«È venuto il Figlio dell’uomo, che mangia e beve, e voi dite: "Ecco un mangione e un beone, un amico di pubblicani e di peccatori!”» Lc 7,34
Rito Ambrosiano
Martedì 22 Settembre 2026
Settimana della IV Domenica dopo il martirio di S.Giovanni il Precursore
Gc 3, 1-12: 1 Fratelli miei, non siate in molti a fare da maestri, sapendo che riceveremo un giudizio più severo: 2 tutti infatti pecchiamo in molte cose. Se uno non pecca nel parlare, costui è un uomo perfetto, capace di tenere a freno anche tutto il corpo. 3 Se mettiamo il morso in bocca ai cavalli perché ci obbediscano, possiamo dirigere anche tutto il loro corpo. 4 Ecco, anche le navi, benché siano così grandi e spinte da venti gagliardi, con un piccolissimo timone vengono guidate là dove vuole il pilota. 5 Così anche la lingua: è un membro piccolo ma può vantarsi di grandi cose. Ecco: un piccolo fuoco può incendiare una grande foresta! 6 Anche la lingua è un fuoco, il mondo del male! La lingua è inserita nelle nostre membra, contagia tutto il corpo e incendia tutta la nostra vita, traendo la sua fiamma dalla Geènna. 7 Infatti ogni sorta di bestie e di uccelli, di rettili e di esseri marini sono domati e sono stati domati dall'uomo, 8 ma la lingua nessuno la può domare: è un male ribelle, è piena di veleno mortale. 9 Con essa benediciamo il Signore e Padre e con essa malediciamo gli uomini fatti a somiglianza di Dio. 10 Dalla stessa bocca escono benedizione e maledizione. Non dev'essere così, fratelli miei! 11 La sorgente può forse far sgorgare dallo stesso getto acqua dolce e amara? 12 Può forse, miei fratelli, un albero di fichi produrre olive o una vite produrre fichi? Così una sorgente salata non può produrre acqua dolce.
Sal 38 (39)
R. Vigilerò sulla mia condotta
per non peccare con la mia lingua.
Ho detto: «Vigilerò sulla mia condotta
per non peccare con la mia lingua;
metterò il morso alla mia bocca
finché ho davanti il malvagio».
Ammutolito, in silenzio,
tacevo, ma a nulla serviva.
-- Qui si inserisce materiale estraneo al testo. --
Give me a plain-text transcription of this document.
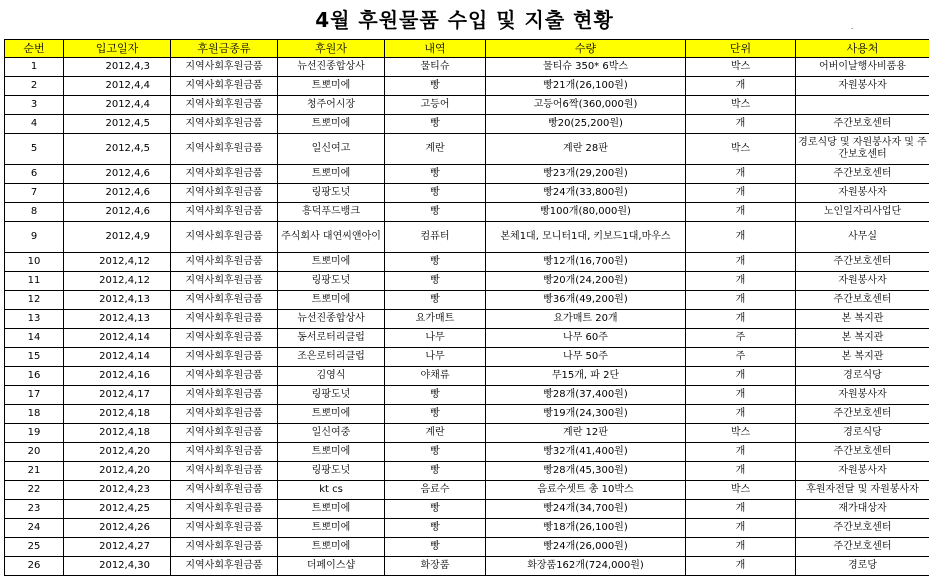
4월 후원물품 수입 및 지출 현황	·
순번	입고일자	후원금종류	후원자	내역	수량	단위	사용처
1	2012,4,3	지역사회후원금품	뉴선진종합상사	물티슈	물티슈 350* 6박스	박스	어버이날행사비품용
2	2012,4,4	지역사회후원금품	트뽀미에	빵	빵21개(26,100원)	개	자원봉사자
3	2012,4,4	지역사회후원금품	청주어시장	고등어	고등어6짝(360,000원)	박스	
4	2012,4,5	지역사회후원금품	트뽀미에	빵	빵20(25,200원)	개	주간보호센터
5	2012,4,5	지역사회후원금품	일신여고	계란	계란 28판	박스	경로식당 및 자원봉사자 및 주간보호센터
6	2012,4,6	지역사회후원금품	트뽀미에	빵	빵23개(29,200원)	개	주간보호센터
7	2012,4,6	지역사회후원금품	링팡도넛	빵	빵24개(33,800원)	개	자원봉사자
8	2012,4,6	지역사회후원금품	흥덕푸드뱅크	빵	빵100개(80,000원)	개	노인일자리사업단
9	2012,4,9	지역사회후원금품	주식회사 대연씨앤아이	컴퓨터	본체1대, 모니터1대, 키보드1대,마우스	개	사무실
10	2012,4,12	지역사회후원금품	트뽀미에	빵	빵12개(16,700원)	개	주간보호센터
11	2012,4,12	지역사회후원금품	링팡도넛	빵	빵20개(24,200원)	개	자원봉사자
12	2012,4,13	지역사회후원금품	트뽀미에	빵	빵36개(49,200원)	개	주간보호센터
13	2012,4,13	지역사회후원금품	뉴선진종합상사	요가매트	요가매트 20개	개	본 복지관
14	2012,4,14	지역사회후원금품	동서로터리클럽	나무	나무 60주	주	본 복지관
15	2012,4,14	지역사회후원금품	조은로터리클럽	나무	나무 50주	주	본 복지관
16	2012,4,16	지역사회후원금품	김영식	야채류	무15개, 파 2단	개	경로식당
17	2012,4,17	지역사회후원금품	링팡도넛	빵	빵28개(37,400원)	개	자원봉사자
18	2012,4,18	지역사회후원금품	트뽀미에	빵	빵19개(24,300원)	개	주간보호센터
19	2012,4,18	지역사회후원금품	일신여중	계란	계란 12판	박스	경로식당
20	2012,4,20	지역사회후원금품	트뽀미에	빵	빵32개(41,400원)	개	주간보호센터
21	2012,4,20	지역사회후원금품	링팡도넛	빵	빵28개(45,300원)	개	자원봉사자
22	2012,4,23	지역사회후원금품	kt cs	음료수	음료수셋트 총 10박스	박스	후원자전달 및 자원봉사자
23	2012,4,25	지역사회후원금품	트뽀미에	빵	빵24개(34,700원)	개	재가대상자
24	2012,4,26	지역사회후원금품	트뽀미에	빵	빵18개(26,100원)	개	주간보호센터
25	2012,4,27	지역사회후원금품	트뽀미에	빵	빵24개(26,000원)	개	주간보호센터
26	2012,4,30	지역사회후원금품	더페이스샵	화장품	화장품162개(724,000원)	개	경로당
R
Mi ardeva il cuore nel petto;
al ripensarci è divampato il fuoco.
Allora ho lasciato parlare la mia lingua:
«Fammi conoscere, Signore, la mia fine,
quale sia la misura dei miei giorni,
e saprò quanto fragile io sono». R
Sì, è solo un soffio ogni uomo che vive;
sì, è come un’ombra l’uomo che passa.
Ora, che potrei attendere, Signore?
È in te la mia speranza.
Ammutolito, non apro bocca,
perché sei tu che agisci. R
Ascolta la mia preghiera, Signore,
porgi l’orecchio al mio grido,
non essere sordo alle mie lacrime,
perché presso di te io sono forestiero,
ospite come tutti i miei padri. R
Lc 18, 35-43: 35 Mentre si avvicinava a Gerico, un cieco era seduto lungo la strada a mendicare. 36 Sentendo passare la gente, domandò che cosa accadesse. 37 Gli annunciarono: «Passa Gesù, il Nazareno!». 38 Allora gridò dicendo: «Gesù, figlio di Davide, abbi pietà di me!». 39 Quelli che camminavano avanti lo rimproveravano perché tacesse; ma egli gridava ancora più forte: «Figlio di Davide, abbi pietà di me!». 40 Gesù allora si fermò e ordinò che lo conducessero da lui. Quando fu vicino, gli domandò: 41 «Che cosa vuoi che io faccia per te?». Egli rispose: «Signore, che io veda di nuovo!». 42 E Gesù gli disse: «Abbi di nuovo la vista! La tua fede ti ha salvato». 43 Subito ci vide di nuovo e cominciò a seguirlo glorificando Dio. E tutto il popolo, vedendo, diede lode a Dio.